2-3
「君は本当にそう思ってるのかい?」
うちの司令官は人の心を暴くのが得意のようだ
私がリューコのことを大きな利益だと考えていると思っていないようで…
確かにそうだ
私はリューコの存在はこの先とても大きくなるとは考えている
だけど利用するべき存在ではないとも考えているのだ。
「…正直に言うと、私は彼女を義獣人隊に入れてもいいのか迷っています
今はまだ仮入隊の状態ですが、義獣人でもある彼女はいずれこの部隊に正式に入らないといけない
それに私は彼女の親代わりとして育ててはいますが不安だらけです…。」
心の中にある本音をそのままいえば、横で心配そうに見つめるジェリーがいた。
大丈夫だよ
そう視線で伝えれば彼は前を向いて静かに紅茶を飲んでいた。
「そうか、それが君の本音というわけか…。」
だからなんでわかるんだよ
恐怖をこえてため息が出てしまううな司令官の発言は無視して私は資料を渡してソファから立ち上がった。

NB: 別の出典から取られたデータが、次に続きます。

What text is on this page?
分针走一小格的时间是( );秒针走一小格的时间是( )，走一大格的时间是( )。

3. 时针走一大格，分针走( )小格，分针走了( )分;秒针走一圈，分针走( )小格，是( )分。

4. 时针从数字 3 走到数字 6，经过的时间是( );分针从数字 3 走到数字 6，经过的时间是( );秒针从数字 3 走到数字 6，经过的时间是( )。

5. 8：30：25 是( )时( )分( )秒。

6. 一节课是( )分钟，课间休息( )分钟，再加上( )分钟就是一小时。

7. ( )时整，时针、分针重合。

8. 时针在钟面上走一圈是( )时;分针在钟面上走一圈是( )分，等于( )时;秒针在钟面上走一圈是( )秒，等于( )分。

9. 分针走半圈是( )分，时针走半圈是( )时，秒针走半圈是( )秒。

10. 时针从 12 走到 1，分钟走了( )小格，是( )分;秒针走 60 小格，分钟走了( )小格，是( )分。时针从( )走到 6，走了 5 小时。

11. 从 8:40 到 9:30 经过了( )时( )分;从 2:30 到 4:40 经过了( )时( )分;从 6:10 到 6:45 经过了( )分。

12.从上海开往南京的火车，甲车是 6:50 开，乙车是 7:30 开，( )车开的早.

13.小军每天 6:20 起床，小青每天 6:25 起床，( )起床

「私は彼女にどう思われようと、親代わりとしての義務は全うします。
それだけは忘れないでいて欲しいということを頭に入れていただけると幸いです。」
私の決意表明は相手に伝わっただろうか
たとえ伝わってなかったとしても私だけがわかっていればそれでいい
私はリューコの親になってやる
もしそれを彼女が望んでいなかったとしても
「ふふ…では彼女の養育費は経費で賄いましょう
必要経費ですからね」
どうやら司令官には私の想いが届いたらしい
にっこりと笑って飲んでた紅茶をテーブルに置くと全く手のつけられなかったケーキを箱に詰めて私たちに差し出してきた。
「五十嵐灯にあげなさい…
彼女の動力源は糖類なのだろう?」
本当にこの人は優しい
人に何を与えればどう動くかなどをしっかりと理解して飴と鞭を使い分けることが出来るのだから。
「……ありがたくいただきます
きっと司令官もうちの子を気に入ることでしょう」
失礼しますと言ってその部屋を出ていくと少しだけ早足で廊下を歩いた。
「ちょっ…ポチさん速いですよ!
いくらリューコちゃんにそれあげたいからって…」
ジェリーの言葉に反応して足をピタリと止めると私は少し考えた
「ジェリー…私はそんなにわかりやすいのか?」
そんなに顔に出ていたのだろうか?
そんなに行動に出ていたのだろうか?
少しわからなくなっていた
リューコは私によく似ていた
ずっと1人で孤独を感じていた…だから私はリューコのためになにかしてやりたいという私のエゴを押し付けているのかもしれない。
私は…リューコにとっての何なのだろうか?
「ジェリー…悪いがリューコにこれを届けに行ってくれないか?
ちょっと行かないといけない場所があるからさ…」
「えっ…ちょっとポチさん!!」
手に持っていたケーキの入った箱を後ろにいたジェリーに押し付けると私はリューコとニコがいるであろう運動場には向かわずに人気のないある場所に向かっていた。